A lactose dose of 25 to 50 g is given after an overnight fast. A rise in the hydrogen level of more than 20 parts per million (ppm) over baseline suggests hypolactasia.7 At a cutoff of 20 ppm, the test has a specificity of 90%. False positives may occur secondary to severe bacterial overgrowth of the small bowel, smoking, and aspirin use. False negative results are seen in persons receiving oral antibiotics or high colonic enemas, suffering severe diarrhea, or lacking bacterial flora.8
Another use of the breath hydrogen test is to measure the quantity of lactose malabsorbed. This theory was based on a study of lactulose in which ingested doses of 5, 10, or 20 g resulted in a linear increase in breath hydrogen along with the similar malabsorption patterns of lactulose and lactose.9
The purpose of our systematic review was to determine if probiotics have a positive effect in patients with lactose intolerance. We found no systematic reviews or meta-analyses in the Cochrane Database of Systematic Reviews or the Database of Reviews of Effectiveness (DARE).
Methods
Inclusion criteria
The clinical question researched was “Does the addition of probiotics to nonfermented dairy products decrease lactose intolerance at a single meal?” Inclusion criteria for review were studies that were randomized placebo-controlled clinical trials, that involved adults diagnosed with lactose intolerance via breath hydrogen >20 ppm above baseline after lactose consumption, that used probiotic supplementation in any form as the intervention, and that included the outcomes of symptoms or breath hydrogen test results.
Search strategy and assessment
Four authors (MD, KK, KL, JM) independently searched Medline and Allied and Complementary Medicine Database (AMED) for studies published between 1966 and December 2002. Four authors performed individual searches using the Medical Subject Heading (MeSH) terms 1) “lactose intolerance” and “Lactobacillus”; 2) “lactose intolerance” and “probiotics”; 3) “lactose intolerance” and “yogurt”; and 4) “diarrhea, bloating, abdominal pain” and “yogurt.” The search strategies for each member were documented, and the resulting published listings were combined.
The initial set of articles was pulled and references from those studies were searched. In addition, manufacturers of Lactobacillus supplements and authors identified with expertise in lactose intolerance were contacted by phone or e-mail in an effort to look for any unpublished or ongoing trials possibly missed in the initial search.

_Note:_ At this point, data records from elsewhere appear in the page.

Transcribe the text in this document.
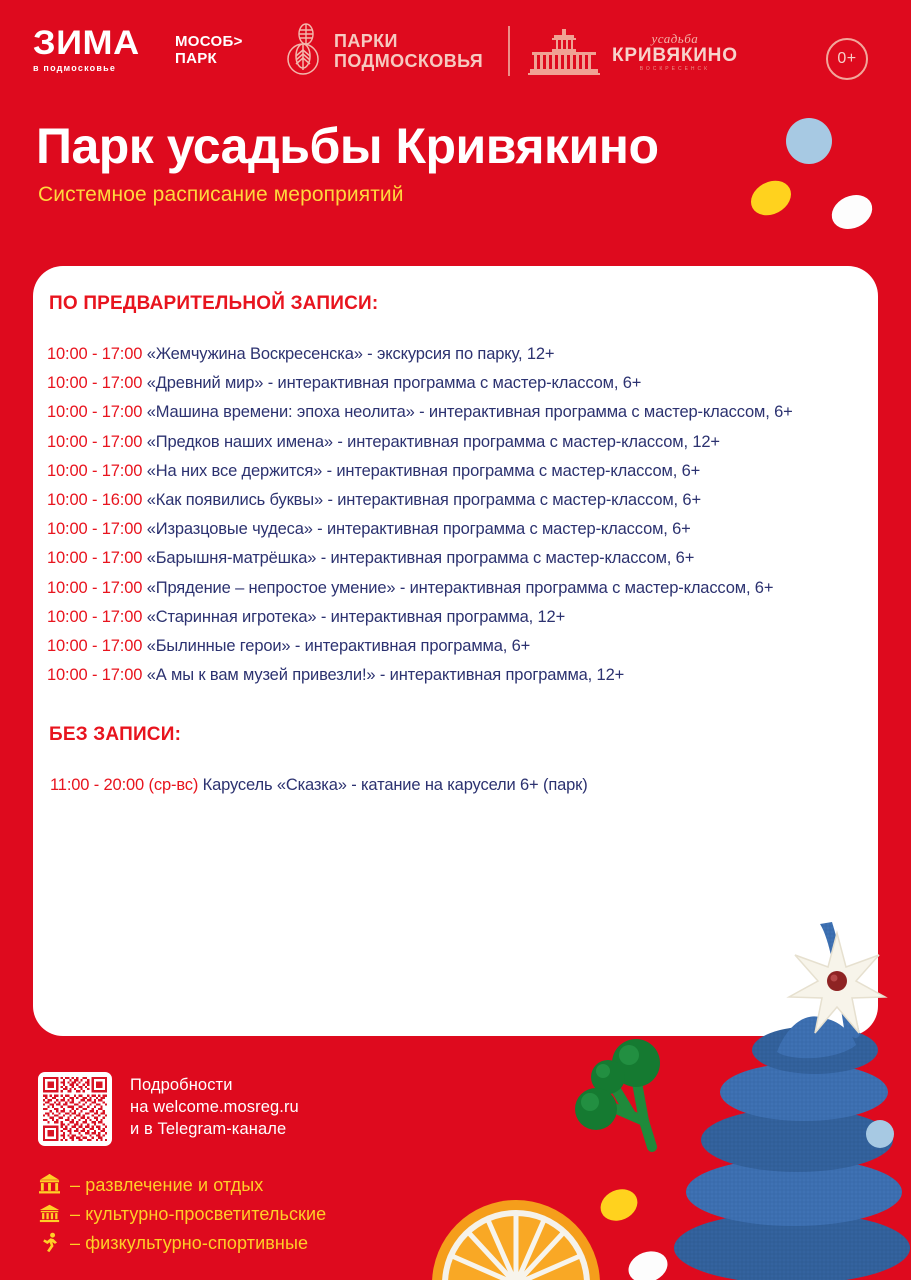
ЗИМА
в подмосковье
МОСОБ>
ПАРК
ПАРКИ
ПОДМОСКОВЬЯ
усадьба
КРИВЯКИНО
ВОСКРЕСЕНСК
0+
Парк усадьбы Кривякино

Системное расписание мероприятий

ПО ПРЕДВАРИТЕЛЬНОЙ ЗАПИСИ:

10:00 - 17:00 «Жемчужина Воскресенска» - экскурсия по парку, 12+

10:00 - 17:00 «Древний мир» - интерактивная программа с мастер-классом, 6+

10:00 - 17:00 «Машина времени: эпоха неолита» - интерактивная программа с мастер-классом, 6+

10:00 - 17:00 «Предков наших имена» - интерактивная программа с мастер-классом, 12+

10:00 - 17:00 «На них все держится» - интерактивная программа с мастер-классом, 6+

10:00 - 16:00 «Как появились буквы» - интерактивная программа с мастер-классом, 6+

10:00 - 17:00 «Изразцовые чудеса» - интерактивная программа с мастер-классом, 6+

10:00 - 17:00 «Барышня-матрёшка» - интерактивная программа с мастер-классом, 6+

10:00 - 17:00 «Прядение – непростое умение» - интерактивная программа с мастер-классом, 6+

10:00 - 17:00 «Старинная игротека» - интерактивная программа, 12+

10:00 - 17:00 «Былинные герои» - интерактивная программа, 6+

10:00 - 17:00 «А мы к вам музей привезли!» - интерактивная программа, 12+

БЕЗ ЗАПИСИ:

11:00 - 20:00 (ср-вс) Карусель «Сказка» - катание на карусели 6+ (парк)

Подробности
на welcome.mosreg.ru
и в Telegram-канале
– развлечение и отдых
– культурно-просветительские
– физкультурно-спортивные
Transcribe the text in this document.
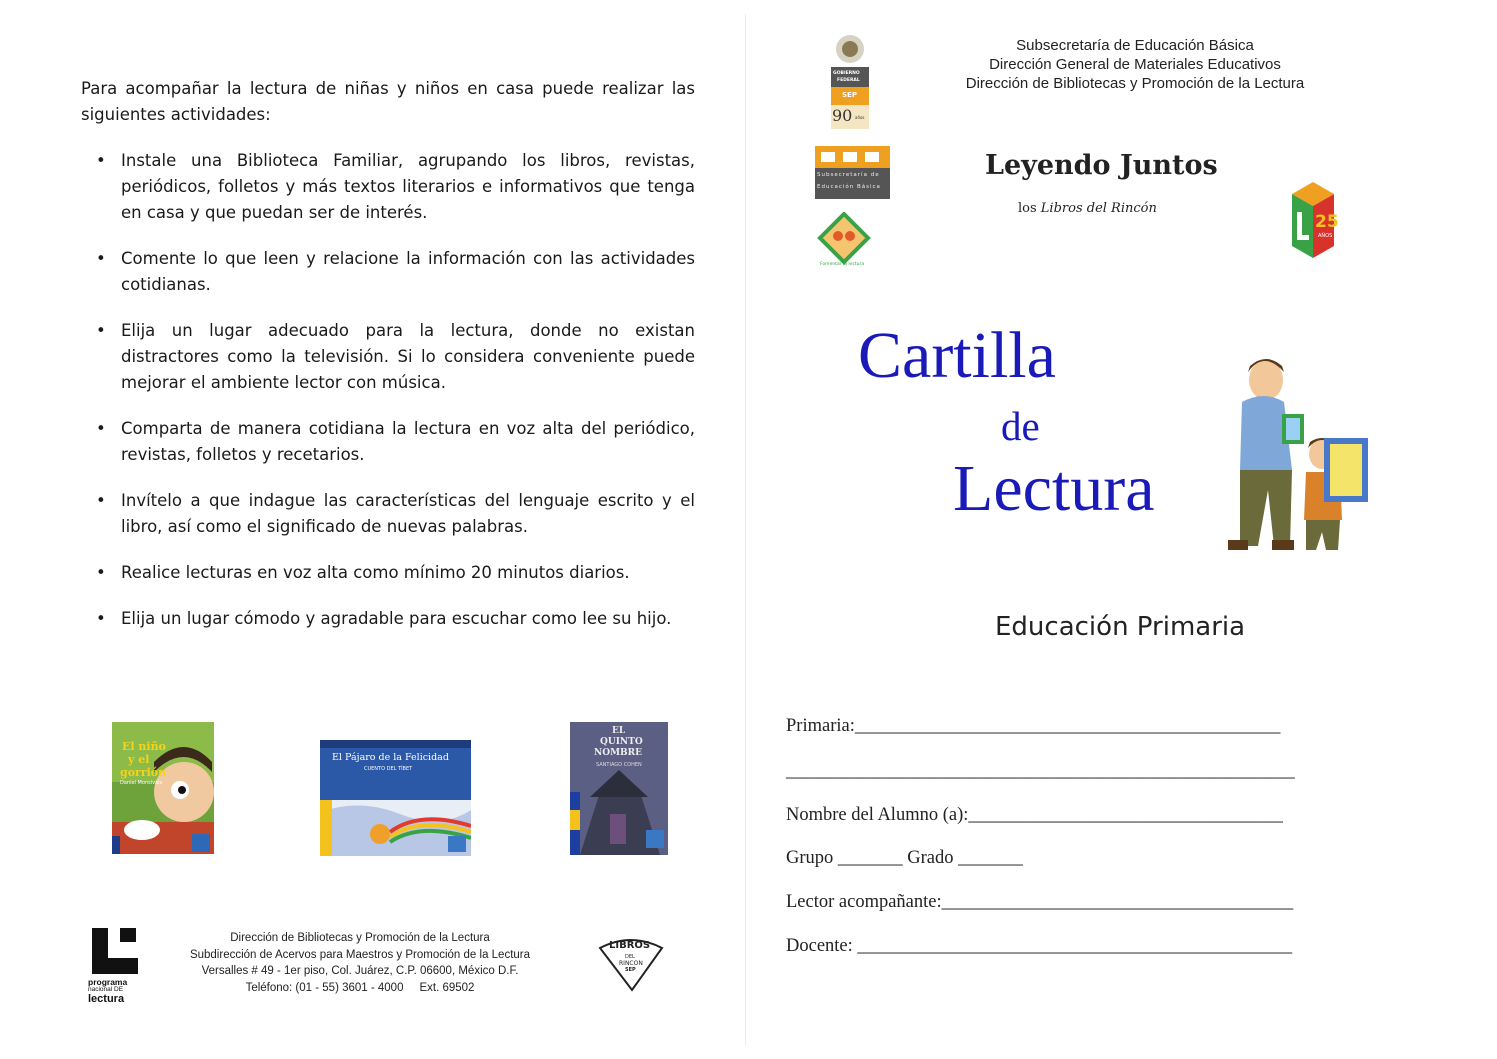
Para acompañar la lectura de niñas y niños en casa puede realizar las siguientes actividades:

• Instale una Biblioteca Familiar, agrupando los libros, revistas, periódicos, folletos y más textos literarios e informativos que tenga en casa y que puedan ser de interés.
• Comente lo que leen y relacione la información con las actividades cotidianas.
• Elija un lugar adecuado para la lectura, donde no existan distractores como la televisión. Si lo considera conveniente puede mejorar el ambiente lector con música.
• Comparta de manera cotidiana la lectura en voz alta del periódico, revistas, folletos y recetarios.
• Invítelo a que indague las características del lenguaje escrito y el libro, así como el significado de nuevas palabras.
• Realice lecturas en voz alta como mínimo 20 minutos diarios.
• Elija un lugar cómodo y agradable para escuchar como lee su hijo.
El niño
y el
gorrión
Daniel Monsiváis
El Pájaro de la Felicidad
CUENTO DEL TÍBET
EL
QUINTO
NOMBRE
SANTIAGO COHEN
programa
nacional DE
lectura
Dirección de Bibliotecas y Promoción de la Lectura
Subdirección de Acervos para Maestros y Promoción de la Lectura
Versalles # 49 - 1er piso, Col. Juárez, C.P. 06600, México D.F.
Teléfono: (01 - 55) 3601 - 4000     Ext. 69502
LIBROS
DEL
RINCON
SEP
GOBIERNO
FEDERAL
SEP
90 años
Subsecretaría de
Educación Básica
Fomentar la lectura
Subsecretaría de Educación Básica
Dirección General de Materiales Educativos
Dirección de Bibliotecas y Promoción de la Lectura
Leyendo Juntos
los Libros del Rincón
25
AÑOS
Cartilla
de
Lectura
Educación Primaria
Primaria:______________________________________________
_______________________________________________________
Nombre del Alumno (a):__________________________________
Grupo _______ Grado _______
Lector acompañante:______________________________________
Docente: _______________________________________________
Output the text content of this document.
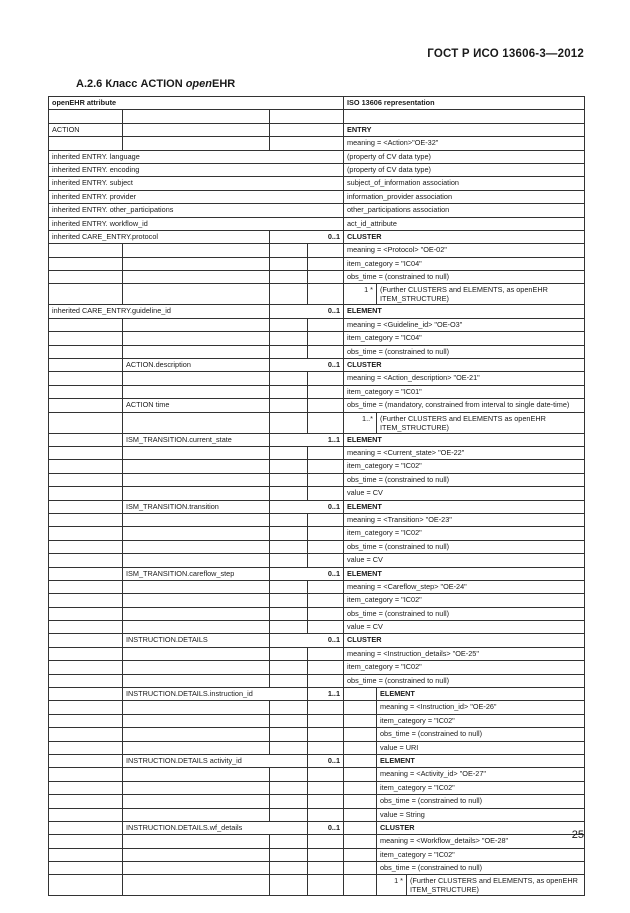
ГОСТ Р ИСО 13606-3—2012
А.2.6 Класс ACTION openEHR
openEHR attribute				ISO 13606 representation		

ACTION				ENTRY		
				meaning = <Action>"OE-32"		
inherited ENTRY. language				(property of CV data type)		
inherited ENTRY. encoding				(property of CV data type)		
inherited ENTRY. subject				subject_of_information association		
inherited ENTRY. provider				information_provider association		
inherited ENTRY. other_participations				other_participations association		
inherited ENTRY. workflow_id				act_id_attribute		
inherited CARE_ENTRY.protocol		0..1		CLUSTER		
				meaning = <Protocol> "OE-02"		
				item_category = "IC04"		
				obs_time = (constrained to null)		
				1 *	(Further CLUSTERS and ELEMENTS, as openEHR ITEM_STRUCTURE)	
inherited CARE_ENTRY.guideline_id		0..1		ELEMENT		
				meaning = <Guideline_id> "OE-O3"		
				item_category = "IC04"		
				obs_time = (constrained to null)		
	ACTION.description	0..1		CLUSTER		
				meaning = <Action_description> "OE-21"		
				item_category = "IC01"		
	ACTION time			obs_time = (mandatory, constrained from interval to single date-time)		
				1..*	(Further CLUSTERS and ELEMENTS as openEHR ITEM_STRUCTURE)	
	ISM_TRANSITION.current_state	1..1		ELEMENT		
				meaning = <Current_state> "OE-22"		
				item_category = "IC02"		
				obs_time = (constrained to null)		
				value = CV		
	ISM_TRANSITION.transition	0..1		ELEMENT		
				meaning = <Transition> "OE-23"		
				item_category = "IC02"		
				obs_time = (constrained to null)		
				value = CV		
	ISM_TRANSITION.careflow_step	0..1		ELEMENT		
				meaning = <Careflow_step> "OE-24"		
				item_category = "IC02"		
				obs_time = (constrained to null)		
				value = CV		
	INSTRUCTION.DETAILS	0..1		CLUSTER		
				meaning = <Instruction_details> "OE-25"		
				item_category = "IC02"		
				obs_time = (constrained to null)		
	INSTRUCTION.DETAILS.instruction_id		1..1		ELEMENT	
					meaning = <Instruction_id> "OE-26"	
					item_category = "IC02"	
					obs_time = (constrained to null)	
					value = URI	
	INSTRUCTION.DETAILS activity_id		0..1		ELEMENT	
					meaning = <Activity_id> "OE-27"	
					item_category = "IC02"	
					obs_time = (constrained to null)	
					value = String	
	INSTRUCTION.DETAILS.wf_details		0..1		CLUSTER	
					meaning = <Workflow_details> "OE-28"	
					item_category = "IC02"	
					obs_time = (constrained to null)	
					1 *	(Further CLUSTERS and ELEMENTS, as openEHR ITEM_STRUCTURE)
25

Each author independently assessed each of the selected articles for validity using the recommendations made by the Evidence-Based Medicine Working Group at McMaster University.10 These validity criteria included patient similarity, evidence of controls, randomization, allocation concealment, blinding, completion of follow-up, use of intention-to-treat, and similarity of intervention and control groups. The authors then met to discuss their assessment and clarify any article concerns. General agreement was reached, and there were no dissenting views.
Data extraction
A standardized data extraction form was developed by 1 author (FD) and each paper’s information was extracted by 1 of the other authors (KL) and verified by the final author (FD). The following data were extracted: number of treatment arms, types of treatment arms (including forms of probiotics), number of subjects per treatment arm, study design, data presentation, and results obtained.
No formal statistical procedures or tests were performed. Authors hoped that appropriate data could be collected from each paper so that a meta-analysis could be performed. However, the lack of standardized data presentation for breath hydrogen and symptom results made data pooling impossible.
Results
Medline and AMED searches yielded 75 clinical trials. The reference search from these studies gave an additional 15 trials. No studies were identified through manufacturer or expert author inquiries. From the master list of 90 studies, 22 met inclusion and exclusion criteria. Of the 22, 10 were consistent with our clinical question. Of these 10 articles used in the study, 8 were obtained from the Medline and AMED searches, and 2 were obtained from the references.
Of the 10 randomized placebo-controlled trials, sample sizes for probiotic treatment arms ranged from 5 (Dehkordi) to 20 (Lin & Yen). Probiotic arms varied in subtype, strain, and concentration. Most of the studies (9) used the Lactobacillus acidophilus subtype as the intervention. Four trials examined probiotics other than, or in addition to, L acidophilus (Dehkordi, Jiang, Lin & Yen, Lin & Savaiano). Dehkordi performed 2 experiments. The first experiment examined the additive of effect of Lactobacillus and Bifidobacterium longum. The second compared only Lactobacillus strains with control milk.
Lin & Savaiano in 1990 compared 3 Lactobacillus strains, each with 2 different concentrations, as well as the combination probiotic subtypes of Streptococcus thermophilus/Lactobacillus bulgaricus at 2 concentrations with the control milk.